Bittersüße Zitronen im Ohnsorg-Theater
In einem alten Mietshaus wohnen sie zusammen: Die kinderlose Maurersfrau Jette John, die einer anderen das Baby abkauft und es als ihr eigenes ausgibt, ihr Ehemann, der Maurerpolier, sowie ihr zwielichtiger Bruder, ein Hausmeister und ein ehemaliger Theaterdirektor, der gern vollmundig über Kunst und das Leben philosophiert. Am liebsten tut er das mit seinem Schauspielschüler, einem ehemaligen Theologiestudenten, der in des Theaterdirektors Tochter verliebt ist. Nicht zu vergessen die Ehefrau des Theaterdirektors und dessen Geliebte.

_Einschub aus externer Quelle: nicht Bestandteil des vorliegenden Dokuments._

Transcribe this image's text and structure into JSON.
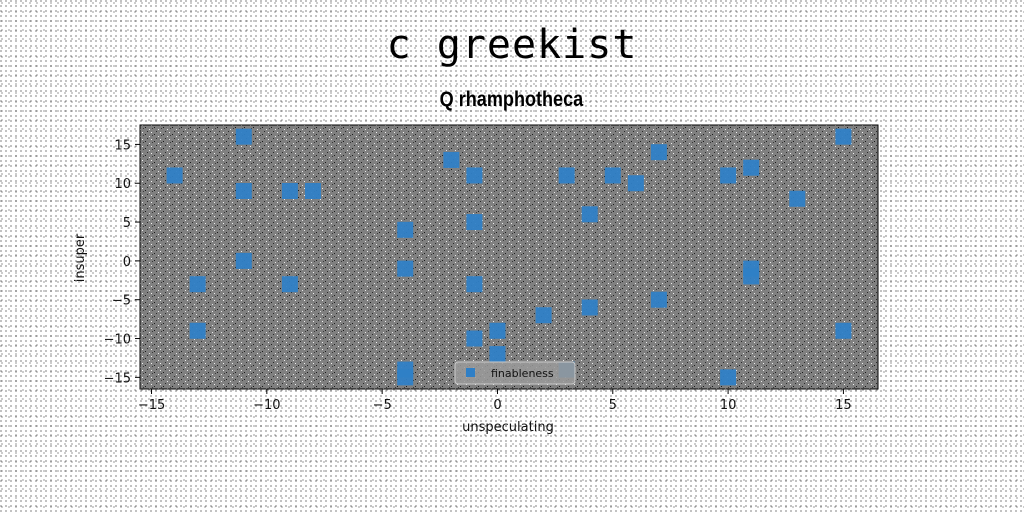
{
  "figure": {
    "suptitle": "c greekist"
  },
  "chart_data": {
    "type": "scatter",
    "title": "Q rhamphotheca",
    "xlabel": "unspeculating",
    "ylabel": "insuper",
    "xlim": [
      -15.5,
      16.5
    ],
    "ylim": [
      -16.5,
      17.5
    ],
    "xticks": [
      -15,
      -10,
      -5,
      0,
      5,
      10,
      15
    ],
    "yticks": [
      -15,
      -10,
      -5,
      0,
      5,
      10,
      15
    ],
    "tick_labels_x": [
      "−15",
      "−10",
      "−5",
      "0",
      "5",
      "10",
      "15"
    ],
    "tick_labels_y": [
      "−15",
      "−10",
      "−5",
      "0",
      "5",
      "10",
      "15"
    ],
    "grid": false,
    "legend_position": "lower-center",
    "series": [
      {
        "name": "finableness",
        "color": "#2f7fc6",
        "marker": "square",
        "points": [
          [
            -14,
            11
          ],
          [
            -13,
            -3
          ],
          [
            -13,
            -9
          ],
          [
            -11,
            16
          ],
          [
            -11,
            9
          ],
          [
            -11,
            0
          ],
          [
            -9,
            9
          ],
          [
            -9,
            -3
          ],
          [
            -8,
            9
          ],
          [
            -4,
            4
          ],
          [
            -4,
            -1
          ],
          [
            -4,
            -14
          ],
          [
            -4,
            -15
          ],
          [
            -2,
            13
          ],
          [
            -1,
            11
          ],
          [
            -1,
            5
          ],
          [
            -1,
            -3
          ],
          [
            -1,
            -10
          ],
          [
            0,
            -9
          ],
          [
            0,
            -12
          ],
          [
            2,
            -7
          ],
          [
            3,
            11
          ],
          [
            3,
            -14
          ],
          [
            4,
            6
          ],
          [
            4,
            -6
          ],
          [
            5,
            11
          ],
          [
            6,
            10
          ],
          [
            7,
            14
          ],
          [
            7,
            -5
          ],
          [
            10,
            11
          ],
          [
            10,
            -15
          ],
          [
            11,
            12
          ],
          [
            11,
            -1
          ],
          [
            11,
            -2
          ],
          [
            13,
            8
          ],
          [
            15,
            16
          ],
          [
            15,
            -9
          ]
        ]
      }
    ]
  }
}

Mitten unter ihnen: Henriette Johanne Marie Müller, besser bekannt als Zitronenjette, und ihre Schwester. Sie alle sind Menschen am Rande der Gesellschaft, deren Leben auf schicksalhaft-komische Weise miteinander verbunden ist.
Die gläserne Stadt im Deutschen SchauSpielHaus
Russland 1835, in einer Stadt, in der es gut läuft: Wirtschaft und Politik sind produktiv durch Korruption miteinander verflochten, eine Hand wäscht die andere und so kommen die kommunalen Würdenträger*innen in Gogols Komödie glänzend zurecht. Doch plötzlich kündigt sich der unbestechliche staatliche Revisor zur Buchprüfung an und im Eldorado der dubiosen Übereinkünfte bricht blanke Panik aus. Als ein Unbekannter im Hotel absteigt, beginnt ein grotesker Wettbewerb in Bestechung …
Deutschland heute, in einer Stadt, in der es gut läuft: Trotz milliardenschwerer Skandale gelingt es nachhaltig, das Bild einer seriösen Verwaltung aufrechtzuerhalten, man belehrt gern andere über „Good Governance“ und lässt selbst Milliarden im Nebel verschwinden. Was wäre, wenn das Verborgene offengelegt würde?
Die Ärztin im Ernst Deutsch Theater
In der Neuschreibung Die Ärztin von Robert Icke sehr frei nach Arthur Schnitzlers Antisemitismus Drama Professor Bernhardi geht es um Gender-, Identitäts- und soziale Fragen, um medizinische Ethik und ökonomischen Druck, um Zuschreibungen und Verurteilungen. Das Stück spielt mit unserer Wahrnehmung und konfrontiert uns mit der Komplexität unseres menschlichen Handelns. Nach einem heimlichen Abtreibungsversuch wird ein 14jähriges Mädchen in eine Klinik eingeliefert. Die leitende Ärztin Ruth Wolff verweigert dem katholischen Priester den Zutritt zu der Patientin. Das Mädchen stirbt. Die rigorose Haltung der jüdischen Ärztin gegen den katholischen Priester führt zu antisemitischen Reaktionen. Zugleich fühlt sich der Priester als Schwarzer von der Ärztin diskriminiert. Der Vorfall schaukelt sich zu einem gesellschaftlichen, politischen und rassistischen Skandal hoch und löst einen Shitstorm aus, in dessen Mittelpunkt sich die Ärztin wiederfindet. Ihre moralische Befähigung als Ärztin, ihre menschliche Integrität und ihre Würde stehen zur Disposition.